Believe it or not, most districts cannot answer these questions, because school systems generally account for districtwide line items rather than spending associated with individual schools, students, or courses.
With no fiscal windfalls in sight for the near future, any real improvements for students will mean challenging ingrained practices in a new quest for productivity. Such a focus would entail reconsidering everything that schools do: how best to boost student learning, how to use technology to raise performance and cut costs, how to improve the teaching force through more-disciplined hiring and pruning, and whether to purchase services rather than providing them via costly central-office bureaucracies.
Changes won’t come easily. Parents and teachers may worry, and sometimes may organize against new practices.
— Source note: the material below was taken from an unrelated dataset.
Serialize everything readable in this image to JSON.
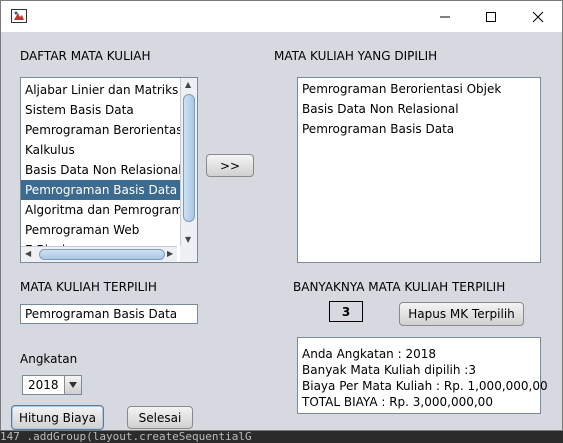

Moreover, districts can’t be sure at the beginning how much money any one productivity measure will save, or exactly how it will affect student learning. But one thing is sure: The potential long-term payback in dollars saved and student achievement gained makes reform efforts worthwhile.
Districts will have to experiment, testing many new ideas on a modest scale and then scaling up the ones that work. They will also need to pay much more attention to what other districts and states are doing and what they have learned.
The states, especially their governors, have a big role to play, making sure districts both understand the financial realities and have the freedom to change their programs and policies in search of greater productivity. Mayors might also have to prod their superintendents and school boards to take action now, rather than letting whole cities suffer the consequences of educational decline.
The alternative, a slow collapse of capacity that hurts everyone, would be far worse.